Beachcomber · 01/07/2009 17:46

Haven't got time to read the latest posts on this illuminating thread so won't be answering any that might have been addressed to me, will look in later to catch up properly.

Just thought I would post this as it addresses quite a number of interesting points and makes references to the fact that the Institute of Medicine held a conference in 2007 in which it included vaccines in a number of environmental triggers that need to be researched in relation to ASD.

Here is an article on what they have come up with. Pretty incredible stuff, I had heard that the US was working towards this sort of thing, it is becoming increasingly difficult for the UK government to maintain their official position as things move forward in the US.

Beachcomber · 01/07/2009 18:13

And more on the US situation with regards to official research into ASD, vaccines and a whole bunch of other stuff.

muffle · 01/07/2009 18:43

Similar situation here qally - DP's brother has Asperger's, and I suspect his dad might also be diagnosed ASD these days. So were were worried about DS and I asked all the doctors and scientists I could what they thought and read up on the evidence (and the counter-arguments). The lack of a link became fairly clear, but another tipping point for me was when one of DS's friends caught measles at 10 months. That did scare me.

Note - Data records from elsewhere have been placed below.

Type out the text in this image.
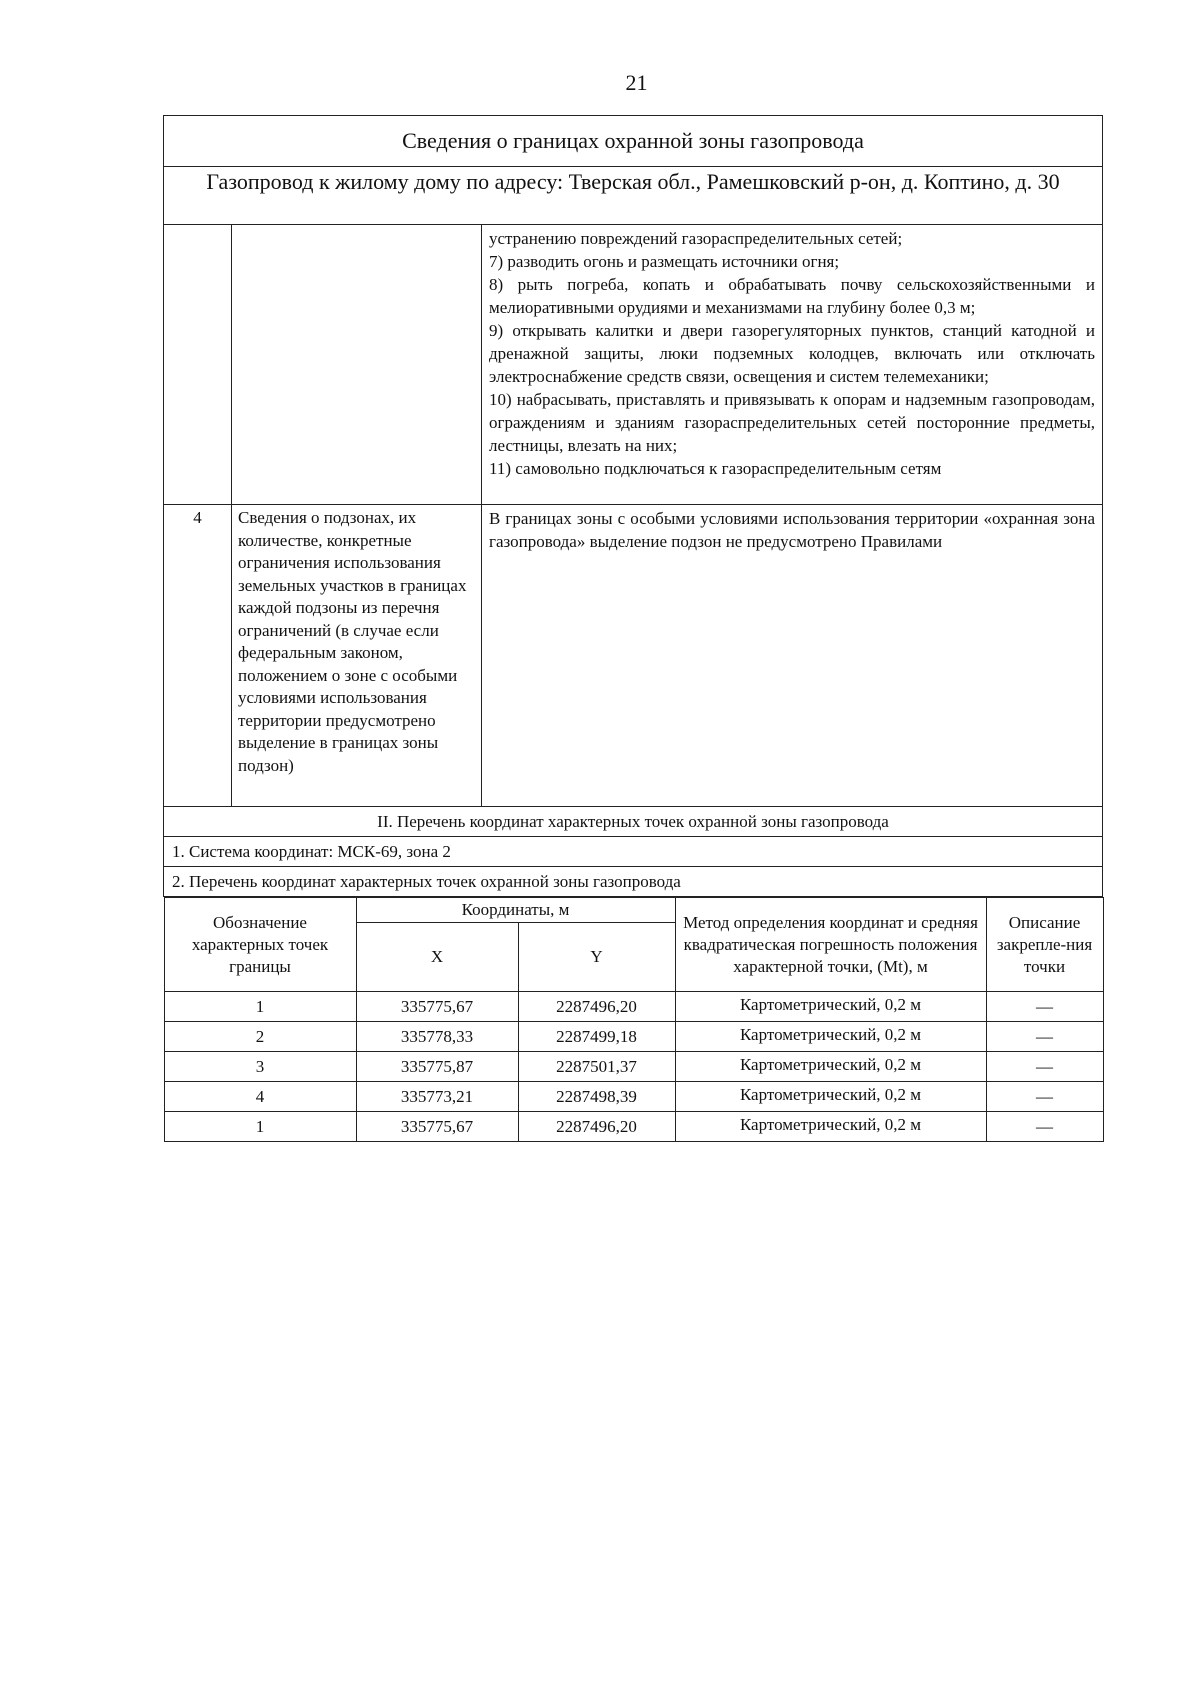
21
Сведения о границах охранной зоны газопровода
Газопровод к жилому дому по адресу: Тверская обл., Рамешковский р-он, д. Коптино, д. 30

устранению повреждений газораспределительных сетей;

7) разводить огонь и размещать источники огня;

8) рыть погреба, копать и обрабатывать почву сельскохозяйственными и мелиоративными орудиями и механизмами на глубину более 0,3 м;

9) открывать калитки и двери газорегуляторных пунктов, станций катодной и дренажной защиты, люки подземных колодцев, включать или отключать электроснабжение средств связи, освещения и систем телемеханики;

10) набрасывать, приставлять и привязывать к опорам и надземным газопроводам, ограждениям и зданиям газораспределительных сетей посторонние предметы, лестницы, влезать на них;

11) самовольно подключаться к газораспределительным сетям

4	Сведения о подзонах, их количестве, конкретные ограничения использования земельных участков в границах каждой подзоны из перечня ограничений (в случае если федеральным законом, положением о зоне с особыми условиями использования территории предусмотрено выделение в границах зоны подзон)	В границах зоны с особыми условиями использования территории «охранная зона газопровода» выделение подзон не предусмотрено Правилами
II. Перечень координат характерных точек охранной зоны газопровода
1. Система координат: МСК-69, зона 2
2. Перечень координат характерных точек охранной зоны газопровода

Обозначение характерных точек границы	Координаты, м	Метод определения координат и средняя квадратическая погрешность положения характерной точки, (Mt), м	Описание закрепле-ния точки
X	Y
1	335775,67	2287496,20	Картометрический, 0,2 м	—
2	335778,33	2287499,18	Картометрический, 0,2 м	—
3	335775,87	2287501,37	Картометрический, 0,2 м	—
4	335773,21	2287498,39	Картометрический, 0,2 м	—
1	335775,67	2287496,20	Картометрический, 0,2 м	—
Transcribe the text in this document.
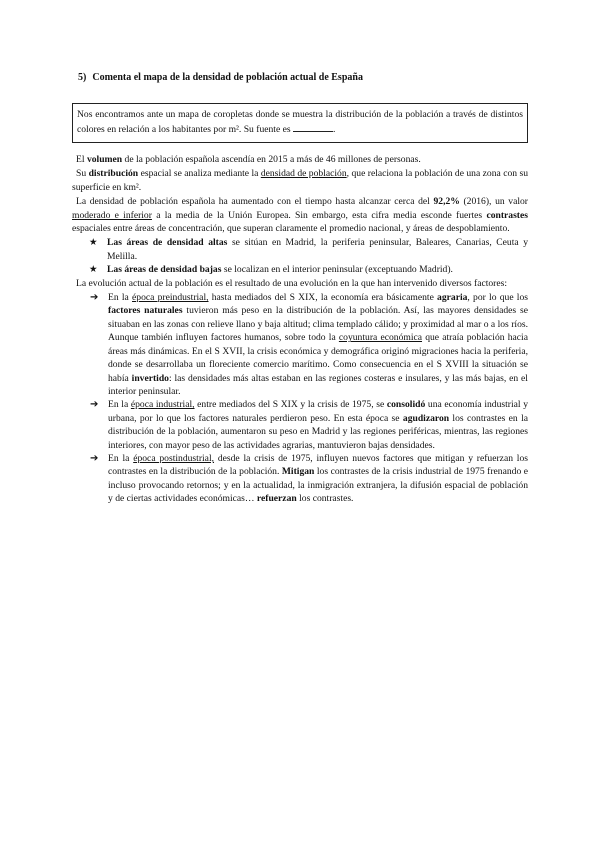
5) Comenta el mapa de la densidad de población actual de España
Nos encontramos ante un mapa de coropletas donde se muestra la distribución de la población a través de distintos colores en relación a los habitantes por m². Su fuente es	.

El volumen de la población española ascendía en 2015 a más de 46 millones de personas.

Su distribución espacial se analiza mediante la densidad de población, que relaciona la población de una zona con su superficie en km².

La densidad de población española ha aumentado con el tiempo hasta alcanzar cerca del 92,2% (2016), un valor moderado e inferior a la media de la Unión Europea. Sin embargo, esta cifra media esconde fuertes contrastes espaciales entre áreas de concentración, que superan claramente el promedio nacional, y áreas de despoblamiento.

★ Las áreas de densidad altas se sitúan en Madrid, la periferia peninsular, Baleares, Canarias, Ceuta y Melilla.
★ Las áreas de densidad bajas se localizan en el interior peninsular (exceptuando Madrid).

La evolución actual de la población es el resultado de una evolución en la que han intervenido diversos factores:

➔ En la época preindustrial, hasta mediados del S XIX, la economía era básicamente agraria, por lo que los factores naturales tuvieron más peso en la distribución de la población. Así, las mayores densidades se situaban en las zonas con relieve llano y baja altitud; clima templado cálido; y proximidad al mar o a los ríos. Aunque también influyen factores humanos, sobre todo la coyuntura económica que atraía población hacia áreas más dinámicas. En el S XVII, la crisis económica y demográfica originó migraciones hacia la periferia, donde se desarrollaba un floreciente comercio marítimo. Como consecuencia en el S XVIII la situación se había invertido: las densidades más altas estaban en las regiones costeras e insulares, y las más bajas, en el interior peninsular.
➔ En la época industrial, entre mediados del S XIX y la crisis de 1975, se consolidó una economía industrial y urbana, por lo que los factores naturales perdieron peso. En esta época se agudizaron los contrastes en la distribución de la población, aumentaron su peso en Madrid y las regiones periféricas, mientras, las regiones interiores, con mayor peso de las actividades agrarias, mantuvieron bajas densidades.
➔ En la época postindustrial, desde la crisis de 1975, influyen nuevos factores que mitigan y refuerzan los contrastes en la distribución de la población. Mitigan los contrastes de la crisis industrial de 1975 frenando e incluso provocando retornos; y en la actualidad, la inmigración extranjera, la difusión espacial de población y de ciertas actividades económicas… refuerzan los contrastes.
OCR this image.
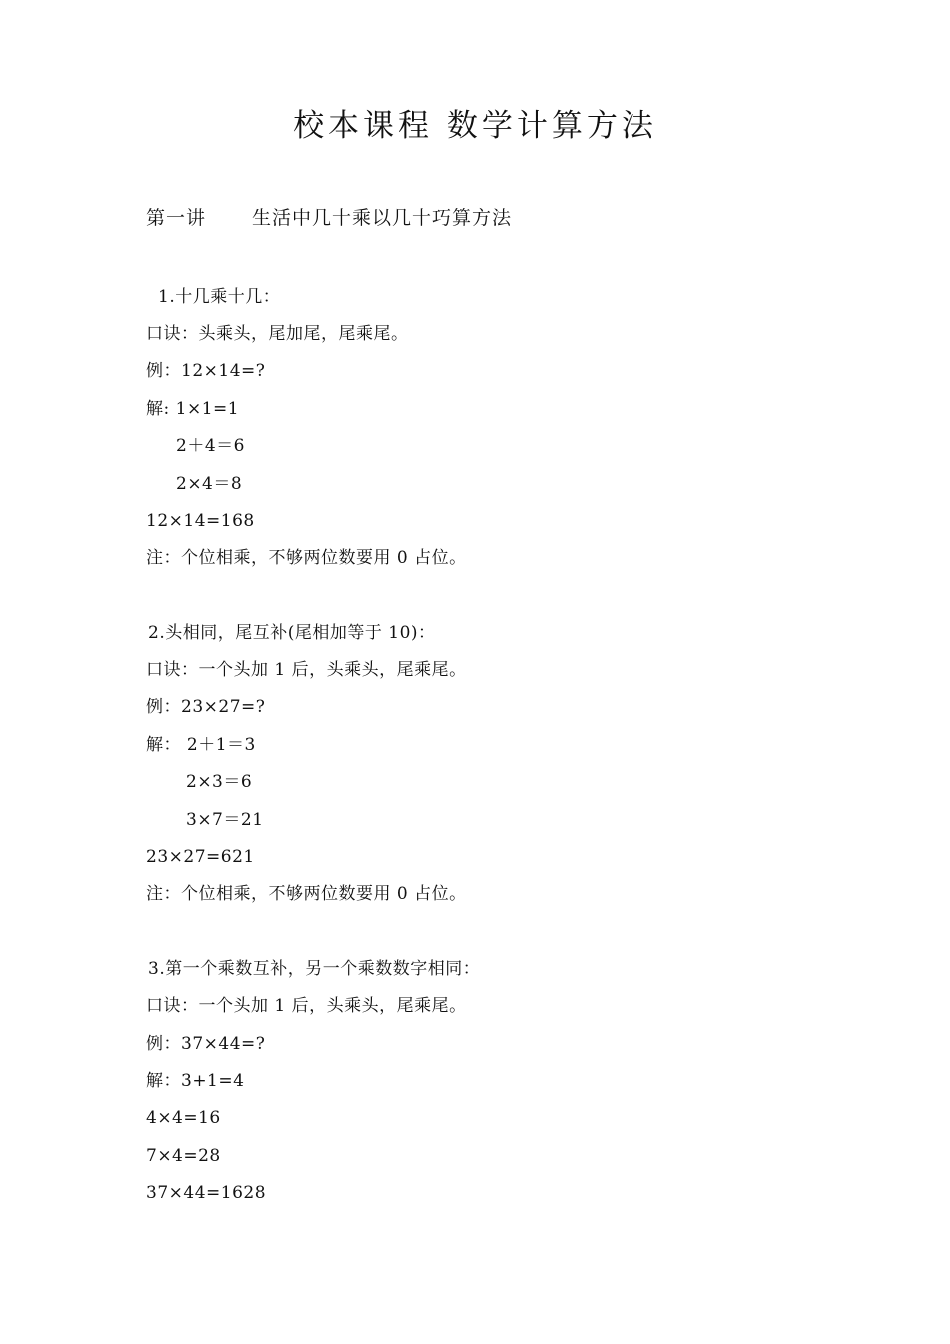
校本课程 数学计算方法
第一讲 生活中几十乘以几十巧算方法
1.十几乘十几：
口诀：头乘头，尾加尾，尾乘尾。
例：12×14=?
解: 1×1=1
2＋4＝6
2×4＝8
12×14=168
注：个位相乘，不够两位数要用 0 占位。
2.头相同，尾互补(尾相加等于 10)：
口诀：一个头加 1 后，头乘头，尾乘尾。
例：23×27=?
解： 2＋1＝3
2×3＝6
3×7＝21
23×27=621
注：个位相乘，不够两位数要用 0 占位。
3.第一个乘数互补，另一个乘数数字相同：
口诀：一个头加 1 后，头乘头，尾乘尾。
例：37×44=?
解：3+1=4
4×4=16
7×4=28
37×44=1628
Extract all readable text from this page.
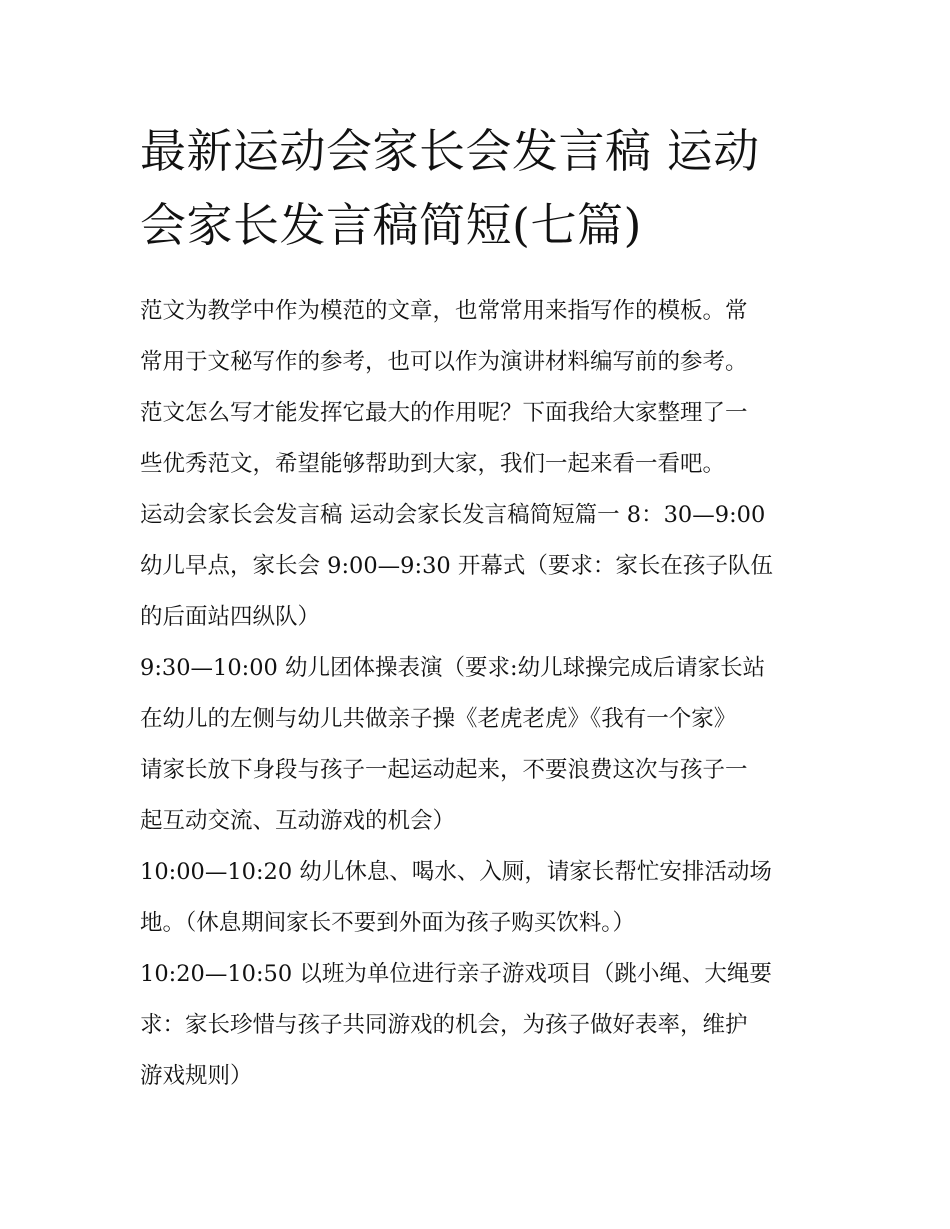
最新运动会家长会发言稿 运动
会家长发言稿简短(七篇)
范文为教学中作为模范的文章，也常常用来指写作的模板。常
常用于文秘写作的参考，也可以作为演讲材料编写前的参考。
范文怎么写才能发挥它最大的作用呢？下面我给大家整理了一
些优秀范文，希望能够帮助到大家，我们一起来看一看吧。
运动会家长会发言稿 运动会家长发言稿简短篇一 8：30—9:00
幼儿早点，家长会 9:00—9:30 开幕式（要求：家长在孩子队伍
的后面站四纵队）
9:30—10:00 幼儿团体操表演（要求:幼儿球操完成后请家长站
在幼儿的左侧与幼儿共做亲子操《老虎老虎》《我有一个家》
请家长放下身段与孩子一起运动起来，不要浪费这次与孩子一
起互动交流、互动游戏的机会）
10:00—10:20 幼儿休息、喝水、入厕，请家长帮忙安排活动场
地。（休息期间家长不要到外面为孩子购买饮料。）
10:20—10:50 以班为单位进行亲子游戏项目（跳小绳、大绳要
求：家长珍惜与孩子共同游戏的机会，为孩子做好表率，维护
游戏规则）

pagwatch · 01/07/2009 19:16

Fark. Wish I hadn't clicked on this now but as I have...

YABU.
I told my GP I had no intention of vaccinating and discussed it with him.
he has no problem with my decision and has never bothered me since. He does need to check that people have no just forgotten or not bothered although he could have tried to reach for something a little less patronizing.

(the only time I am is at hospital where passing tosser feel obliged to try and discuss with you when a) you are obviously busy with said child and b)vaccination has nothing to do with why you are there.)

I can't (honestly can't) read through this stuff but having tried to skim could people try and wind down the yah boo sucks stuff. My son is one of those involved and whilst that gives me no greater right to an opinion than anyone else, it is very hard to see it beingtreated like a discussion on y-front or boxers.

I know too that tis an open forum and you can of course all post as you like . But thought I would ask anyway

PeachyTheRiverParrettHarlot · 01/07/2009 19:26

I've missed 3 appointments for the MMR. not because I forgot but becuase he was booked for Measles 2 weeks ago as a separate (was too ill that day but would have been for MMR anyway so rebooked for next month)

I'd resent the letter as it would make me feel I didn't care- rather than made it my responsibility to find an alternative I am happy with.

I'd also feel a little bit less likely to seek his advice in the future so wouldn be counterproductive really

not being stronga rmed perhaps- guilted?